通过简单示例了解 AsyncIO 和线程顺序

Question

I have this code:

import asyncio

async def part1():
    print('1')
    await asyncio.sleep(2)
    print('5')


async def part2():
    print('2')
    await asyncio.sleep(2)
    print('6')


async def main():
    p1 = await part1()
    p2 = await part2()
    print('3')
    print('4')

asyncio.run(main())

When I run it, I would expect to print

1
2
3
4
5
6

The way I understand it the thread should go like this:

1. Starts main() function
2. Starts part1() function
3. Prints 1
4. While it's waiting 2 seconds, it should continue on the line p2 = await part2()
5. Starts part2() function
6. Prints 2
7. While it's waiting for 2 seconds, it should continue on the line of main() "print('3')", then "print('4')"
8. part1() function ends its sleep, so it prints 5
9. part2() function ends its sleep, so it prints 6

However, what it prints is:

1
5
2
6
3
4

And waits the full time for both async.sleep(2)

What am I missing here?

Thanks!

Answer 1

4. While it's waiting 2 seconds, it should continue

This is a misunderstanding. await means precisely the opposite, that it should not continue (running that particular coroutine) until the result is done. That's the "wait" in "await".

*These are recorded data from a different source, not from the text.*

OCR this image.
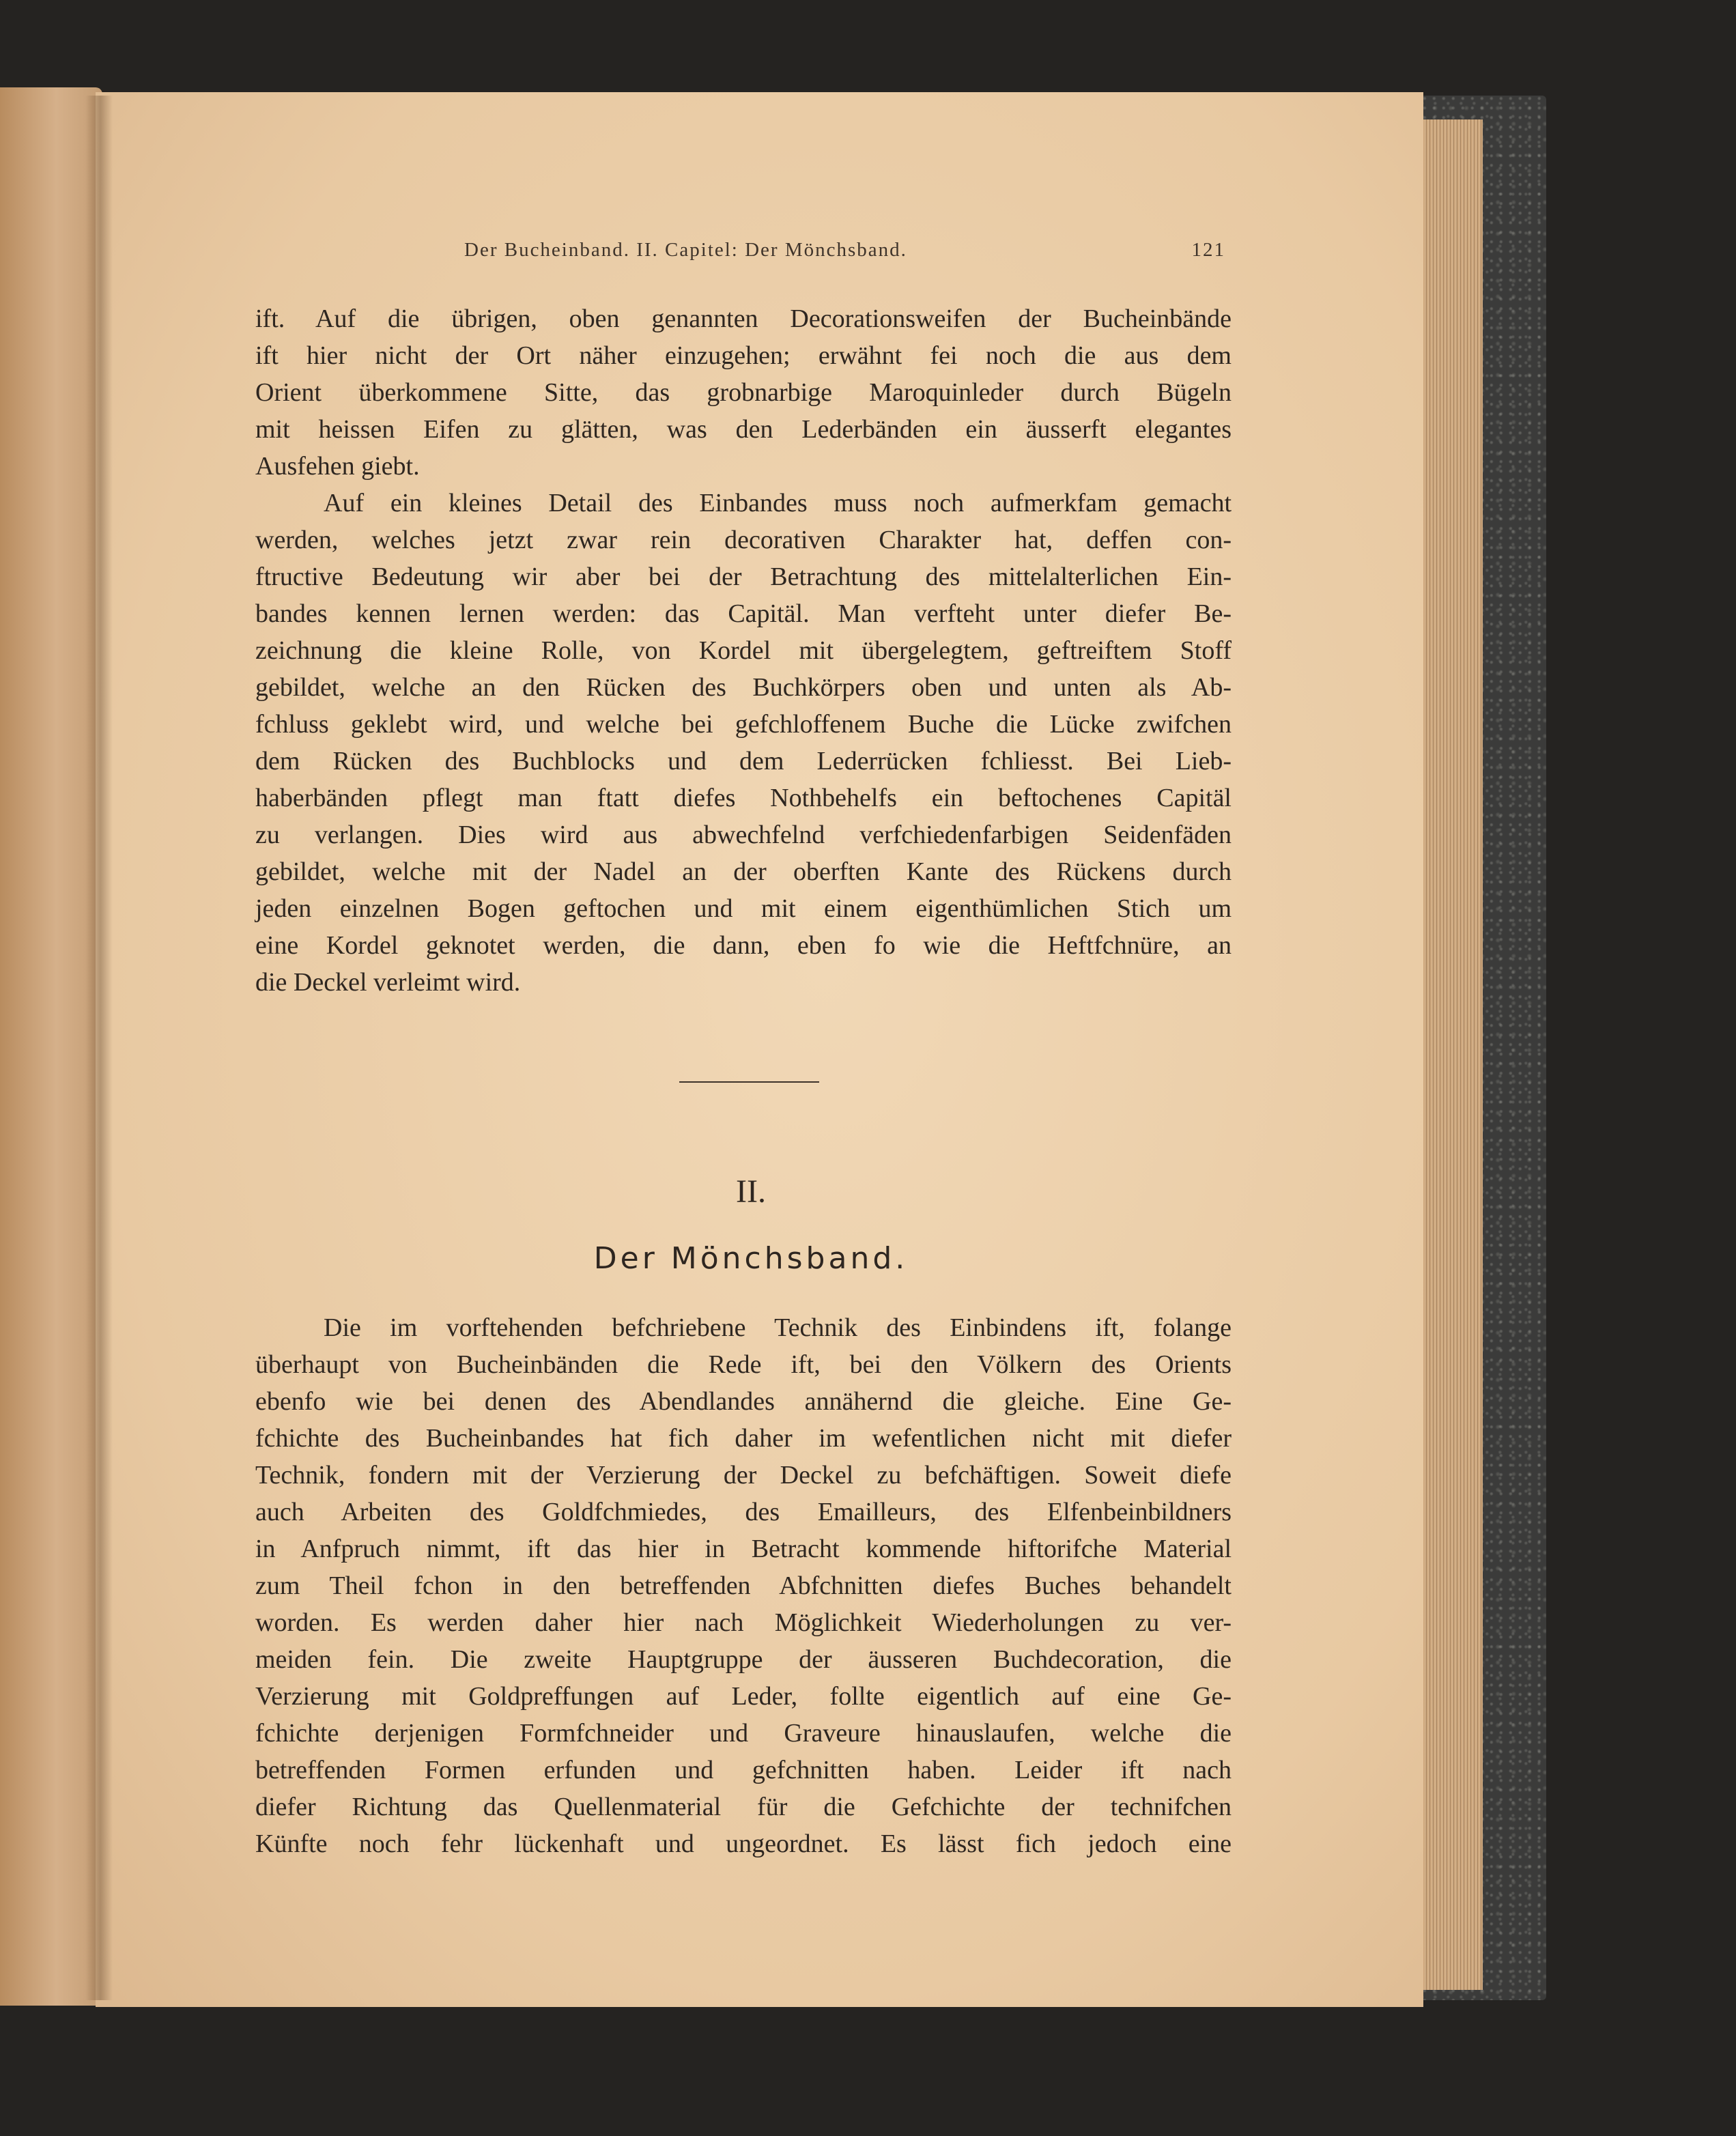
Der Bucheinband. II. Capitel: Der Mönchsband.	121
ift. Auf die übrigen, oben genannten Decorationsweifen der Bucheinbände
ift hier nicht der Ort näher einzugehen; erwähnt fei noch die aus dem
Orient überkommene Sitte, das grobnarbige Maroquinleder durch Bügeln
mit heissen Eifen zu glätten, was den Lederbänden ein äusserft elegantes
Ausfehen giebt.
Auf ein kleines Detail des Einbandes muss noch aufmerkfam gemacht
werden, welches jetzt zwar rein decorativen Charakter hat, deffen con-
ftructive Bedeutung wir aber bei der Betrachtung des mittelalterlichen Ein-
bandes kennen lernen werden: das Capitäl. Man verfteht unter diefer Be-
zeichnung die kleine Rolle, von Kordel mit übergelegtem, geftreiftem Stoff
gebildet, welche an den Rücken des Buchkörpers oben und unten als Ab-
fchluss geklebt wird, und welche bei gefchloffenem Buche die Lücke zwifchen
dem Rücken des Buchblocks und dem Lederrücken fchliesst. Bei Lieb-
haberbänden pflegt man ftatt diefes Nothbehelfs ein beftochenes Capitäl
zu verlangen. Dies wird aus abwechfelnd verfchiedenfarbigen Seidenfäden
gebildet, welche mit der Nadel an der oberften Kante des Rückens durch
jeden einzelnen Bogen geftochen und mit einem eigenthümlichen Stich um
eine Kordel geknotet werden, die dann, eben fo wie die Heftfchnüre, an
die Deckel verleimt wird.
II.
Der Mönchsband.
Die im vorftehenden befchriebene Technik des Einbindens ift, folange
überhaupt von Bucheinbänden die Rede ift, bei den Völkern des Orients
ebenfo wie bei denen des Abendlandes annähernd die gleiche. Eine Ge-
fchichte des Bucheinbandes hat fich daher im wefentlichen nicht mit diefer
Technik, fondern mit der Verzierung der Deckel zu befchäftigen. Soweit diefe
auch Arbeiten des Goldfchmiedes, des Emailleurs, des Elfenbeinbildners
in Anfpruch nimmt, ift das hier in Betracht kommende hiftorifche Material
zum Theil fchon in den betreffenden Abfchnitten diefes Buches behandelt
worden. Es werden daher hier nach Möglichkeit Wiederholungen zu ver-
meiden fein. Die zweite Hauptgruppe der äusseren Buchdecoration, die
Verzierung mit Goldpreffungen auf Leder, follte eigentlich auf eine Ge-
fchichte derjenigen Formfchneider und Graveure hinauslaufen, welche die
betreffenden Formen erfunden und gefchnitten haben. Leider ift nach
diefer Richtung das Quellenmaterial für die Gefchichte der technifchen
Künfte noch fehr lückenhaft und ungeordnet. Es lässt fich jedoch eine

If you want to continue, you can use:

    # spawn part1 and part2 as background tasks
    t1 = asyncio.create_task(part1())
    t2 = asyncio.create_task(part2())
    # and now await them while they run in parallel
    p1 = await t1
    p2 = await t2

A simpler way to achieve the same effect is via the gather utility function:

    p1, p2 = asyncio.gather(part1(), part2())

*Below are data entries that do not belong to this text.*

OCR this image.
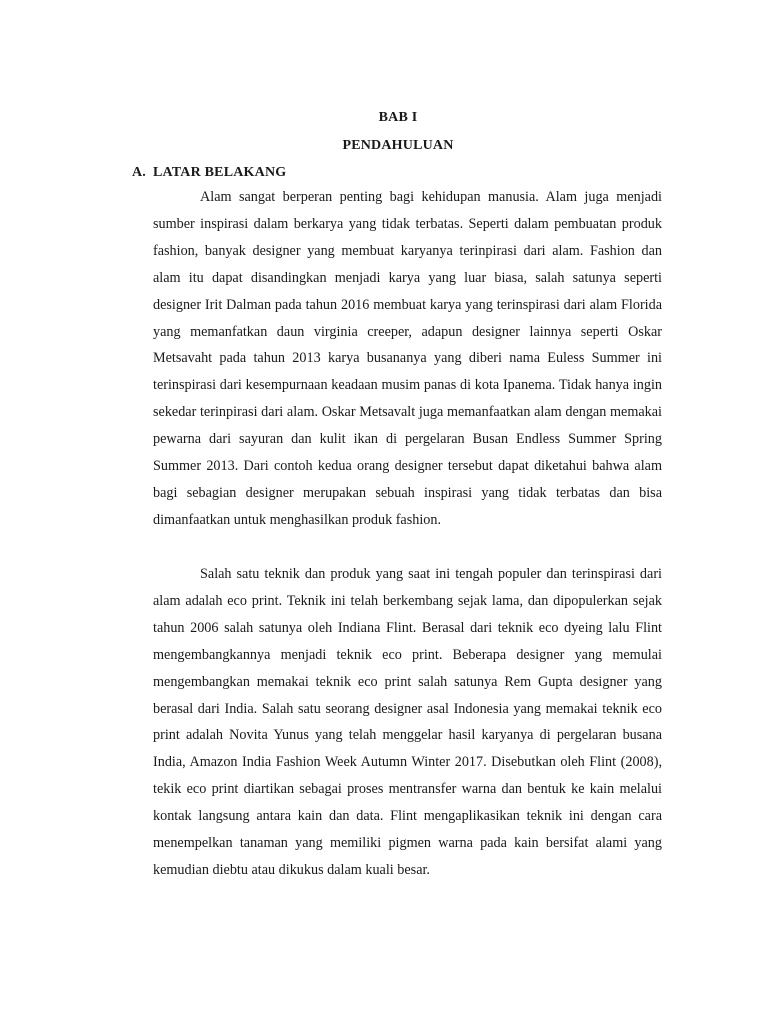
BAB I
PENDAHULUAN
A. LATAR BELAKANG

Alam sangat berperan penting bagi kehidupan manusia. Alam juga menjadi sumber inspirasi dalam berkarya yang tidak terbatas. Seperti dalam pembuatan produk fashion, banyak designer yang membuat karyanya terinpirasi dari alam. Fashion dan alam itu dapat disandingkan menjadi karya yang luar biasa, salah satunya seperti designer Irit Dalman pada tahun 2016 membuat karya yang terinspirasi dari alam Florida yang memanfatkan daun virginia creeper, adapun designer lainnya seperti Oskar Metsavaht pada tahun 2013 karya busananya yang diberi nama Euless Summer ini terinspirasi dari kesempurnaan keadaan musim panas di kota Ipanema. Tidak hanya ingin sekedar terinpirasi dari alam. Oskar Metsavalt juga memanfaatkan alam dengan memakai pewarna dari sayuran dan kulit ikan di pergelaran Busan Endless Summer Spring Summer 2013. Dari contoh kedua orang designer tersebut dapat diketahui bahwa alam bagi sebagian designer merupakan sebuah inspirasi yang tidak terbatas dan bisa dimanfaatkan untuk menghasilkan produk fashion.

Salah satu teknik dan produk yang saat ini tengah populer dan terinspirasi dari alam adalah eco print. Teknik ini telah berkembang sejak lama, dan dipopulerkan sejak tahun 2006 salah satunya oleh Indiana Flint. Berasal dari teknik eco dyeing lalu Flint mengembangkannya menjadi teknik eco print. Beberapa designer yang memulai mengembangkan memakai teknik eco print salah satunya Rem Gupta designer yang berasal dari India. Salah satu seorang designer asal Indonesia yang memakai teknik eco print adalah Novita Yunus yang telah menggelar hasil karyanya di pergelaran busana India, Amazon India Fashion Week Autumn Winter 2017. Disebutkan oleh Flint (2008), tekik eco print diartikan sebagai proses mentransfer warna dan bentuk ke kain melalui kontak langsung antara kain dan data. Flint mengaplikasikan teknik ini dengan cara menempelkan tanaman yang memiliki pigmen warna pada kain bersifat alami yang kemudian diebtu atau dikukus dalam kuali besar.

Note that the code modified like this still won't output 1 2 3 4 5 6 because the final prints will not be executed until the tasks finish. As a result, the actual output will be 1 2 5 6 3 4 .

Answer 2

In response to your comment:

... [T]he way I understand it is that when I call main() via asyncio.run() it creates a sort of 'wrapper' or object that keeps track of the thread and tries to keep the calculations running when an asynchronous function is idle

(Small disclaimer - pretty much all my experience with async stuff is in C#, but the await keywords in each seem to match pretty well in behavior)

Your understanding there is more or less correct - asyncio.run(main()) will start main() in a separate (background) "thread".

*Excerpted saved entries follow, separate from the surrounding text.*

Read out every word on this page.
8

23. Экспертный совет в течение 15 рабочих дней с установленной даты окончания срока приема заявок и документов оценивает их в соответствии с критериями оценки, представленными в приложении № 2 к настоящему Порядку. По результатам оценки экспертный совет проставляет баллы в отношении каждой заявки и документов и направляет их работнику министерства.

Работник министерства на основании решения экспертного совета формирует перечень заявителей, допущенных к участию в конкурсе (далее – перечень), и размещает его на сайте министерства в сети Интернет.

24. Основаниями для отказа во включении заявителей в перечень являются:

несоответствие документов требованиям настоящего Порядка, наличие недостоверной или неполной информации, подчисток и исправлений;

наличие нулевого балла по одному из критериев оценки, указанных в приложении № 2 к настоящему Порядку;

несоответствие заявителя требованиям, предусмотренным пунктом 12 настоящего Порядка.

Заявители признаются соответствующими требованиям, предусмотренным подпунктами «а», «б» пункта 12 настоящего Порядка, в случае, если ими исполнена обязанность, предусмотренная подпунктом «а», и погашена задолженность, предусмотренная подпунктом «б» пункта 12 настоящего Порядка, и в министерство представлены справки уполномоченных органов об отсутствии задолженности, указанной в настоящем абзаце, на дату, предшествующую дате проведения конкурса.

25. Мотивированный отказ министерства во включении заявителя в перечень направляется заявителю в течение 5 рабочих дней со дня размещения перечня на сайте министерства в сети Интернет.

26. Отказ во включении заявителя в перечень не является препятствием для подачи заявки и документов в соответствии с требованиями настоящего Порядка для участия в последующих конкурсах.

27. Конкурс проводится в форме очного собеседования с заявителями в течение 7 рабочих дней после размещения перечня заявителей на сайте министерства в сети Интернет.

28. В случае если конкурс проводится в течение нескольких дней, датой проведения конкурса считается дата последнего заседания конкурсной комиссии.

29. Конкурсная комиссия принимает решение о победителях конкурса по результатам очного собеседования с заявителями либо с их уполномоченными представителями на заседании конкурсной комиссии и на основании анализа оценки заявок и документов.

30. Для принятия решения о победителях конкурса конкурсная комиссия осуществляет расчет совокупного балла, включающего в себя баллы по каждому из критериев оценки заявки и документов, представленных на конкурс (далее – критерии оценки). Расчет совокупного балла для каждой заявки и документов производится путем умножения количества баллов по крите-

( Note: I'm ignoring the specifics of the GPL and python's single-threadedness here. For the sake of the explanation, a "separate thread" is sufficient. )

The misunderstanding comes in with how you think await works, how it actually works, and how you've arranged your code. I haven't really been able to find a sufficient description of how Python's await works, other than in the PEP that introduced it:

await, similarly to yield from, suspends execution of read_data coroutine until db.fetch awaitable completes and returns the result data.

On the other hand, C#'s await has a lot more documentation / explanation associated with it:

When the await keyword is applied, it suspends the calling method and yields control back to its caller until the awaited task is complete.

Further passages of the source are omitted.